Tangaraju’s sister Leelavathy Suppiah confirmed that the family had received a death certificate. The statement by the Singapore Prison Service confirmed that Tangaraju “had his capital sentence carried out today at Changi Prison Complex.”
Tangaraju’s case had drawn support from British billionaire Richard Branson and the UN High Commissioner for Human Rights, Ravina Shamdasani, who urged the Singapore government to reconsider Tangaraju’s execution and take steps to respect the right to life. Branson claimed in a blog post that Tangaraju’s conviction did not meet standards and that “Singapore may be about to kill an innocent man”. This was Singapore’s first execution in six months.
On Tuesday, the Ministry of Home Affairs (MHA) of Singapore stated that Richard Branson’s opinions about a Singaporean on death row indicated “disrespect” towards the country’s criminal justice system and judges.
The following day, Kirsten Han, an anti-death penalty activist, tweeted that Tangaraju Suppiah was executed by hanging at Changi Prison, and his family was provided with a death certificate. Han stated that Tangaraju’s family had many unanswered questions about his case and the evidence against him and that the experience had been traumatic for them.

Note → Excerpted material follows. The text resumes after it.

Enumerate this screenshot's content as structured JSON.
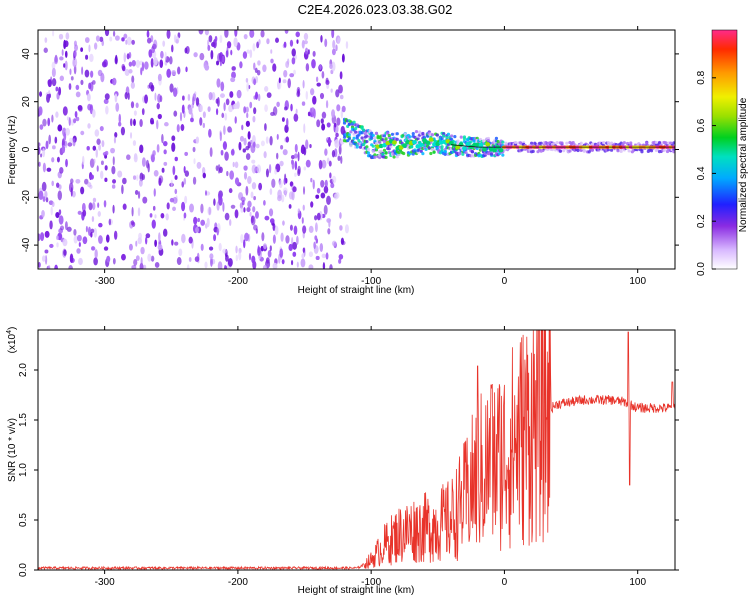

The EU, along with the diplomatic missions of EU member states, Norway and Switzerland in Singapore, jointly released a statement on Monday, calling on the authorities to stop Tangaraju’s execution and change his sentence to a non-capital punishment.

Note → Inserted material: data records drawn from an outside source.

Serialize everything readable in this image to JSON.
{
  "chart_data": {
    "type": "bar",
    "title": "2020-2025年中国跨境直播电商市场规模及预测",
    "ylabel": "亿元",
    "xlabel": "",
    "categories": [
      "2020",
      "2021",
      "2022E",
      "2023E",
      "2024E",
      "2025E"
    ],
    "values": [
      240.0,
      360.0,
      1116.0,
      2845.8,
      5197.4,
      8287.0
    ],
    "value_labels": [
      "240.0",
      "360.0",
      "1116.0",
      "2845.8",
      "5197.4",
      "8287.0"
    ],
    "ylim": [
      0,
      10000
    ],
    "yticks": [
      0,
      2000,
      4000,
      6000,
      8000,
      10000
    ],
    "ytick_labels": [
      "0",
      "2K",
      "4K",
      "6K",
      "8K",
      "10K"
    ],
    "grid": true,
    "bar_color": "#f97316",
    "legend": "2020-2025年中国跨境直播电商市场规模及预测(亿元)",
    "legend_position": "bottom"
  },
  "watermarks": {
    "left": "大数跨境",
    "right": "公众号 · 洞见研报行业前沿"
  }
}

In a Facebook post last Thursday, Australian MP Graham Perrett stated that he was “concerned that the planned execution of Tangaraju violates international law standards,” according to Channel News Asia.
According to a report, a Singaporean court rejected Tangaraju Suppiah’s request to review his case and halt his execution on Tuesday. In a 15-page ruling, Justice Chong stated that Tangaraju had not demonstrated a valid reason for the court to re-examine his case.

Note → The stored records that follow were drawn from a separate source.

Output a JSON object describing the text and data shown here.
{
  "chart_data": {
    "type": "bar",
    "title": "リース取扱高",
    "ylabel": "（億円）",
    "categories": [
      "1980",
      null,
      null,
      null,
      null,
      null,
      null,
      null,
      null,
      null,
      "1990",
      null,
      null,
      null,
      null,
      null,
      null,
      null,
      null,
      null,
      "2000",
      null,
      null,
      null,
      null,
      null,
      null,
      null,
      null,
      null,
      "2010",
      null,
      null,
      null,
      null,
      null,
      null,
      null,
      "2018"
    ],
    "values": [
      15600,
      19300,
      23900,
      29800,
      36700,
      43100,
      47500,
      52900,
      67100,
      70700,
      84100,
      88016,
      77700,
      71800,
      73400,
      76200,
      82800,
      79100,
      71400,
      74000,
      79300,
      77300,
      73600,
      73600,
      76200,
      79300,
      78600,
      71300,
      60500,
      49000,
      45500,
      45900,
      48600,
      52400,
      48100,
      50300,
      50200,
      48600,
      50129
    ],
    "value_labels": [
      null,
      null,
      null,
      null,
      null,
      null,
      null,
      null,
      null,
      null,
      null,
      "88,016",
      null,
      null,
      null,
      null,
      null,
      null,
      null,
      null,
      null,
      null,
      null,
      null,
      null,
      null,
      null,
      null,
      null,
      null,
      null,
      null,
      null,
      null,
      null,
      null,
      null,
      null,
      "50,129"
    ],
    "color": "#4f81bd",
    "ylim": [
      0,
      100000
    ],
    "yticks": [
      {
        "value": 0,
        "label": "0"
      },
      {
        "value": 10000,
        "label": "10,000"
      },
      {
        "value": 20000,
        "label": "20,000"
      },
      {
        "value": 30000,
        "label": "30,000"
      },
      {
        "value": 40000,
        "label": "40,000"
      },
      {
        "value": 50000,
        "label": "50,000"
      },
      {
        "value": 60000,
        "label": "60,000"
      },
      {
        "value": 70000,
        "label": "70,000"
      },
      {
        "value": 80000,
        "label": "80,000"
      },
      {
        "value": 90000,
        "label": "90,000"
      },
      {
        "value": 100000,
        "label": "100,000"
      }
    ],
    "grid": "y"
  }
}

Tangaraju was sentenced to death after failing to satisfy any of the conditions that would have spared him from the death sentence. He appealed his conviction and sentence, but it was dismissed in August 2019, with the court concluding that he had conspired to traffic drugs and used a phone to communicate with his accomplice, Mogan Valo.
Tangaraju filed a criminal motion in November 2022 seeking permission to apply for a review of the appellate decision, which was also dismissed by the court in February 2023. In his final attempt, Tangaraju, who represented himself, claimed that the prosecution had not proved beyond a reasonable doubt that he and Mogan had conspired to traffic 1017.9g of cannabis.
Justice Chong, on the other hand, stated that during the trial, Tangaraju did not argue that he and Mogan had conspired to traffic an amount lower than the capital punishment threshold or any lesser amount. According to the report, Justice Chong stated that Tangaraju Suppiah was attempting to introduce an entirely new argument in his case.
On Saturday, the Central Narcotics Bureau (CNB) announced that Tangaraju’s plea for clemency to President Halimah Yacob was unsuccessful. The CNB stated that capital punishment is reserved for “the most serious offences,” such as the trafficking of large amounts of drugs that cause significant harm, not just to individual drug users but also to their families and society as a whole.
The bureau added that capital punishment is a component of Singapore’s comprehensive strategy to prevent harm, which targets both the supply and demand for drugs.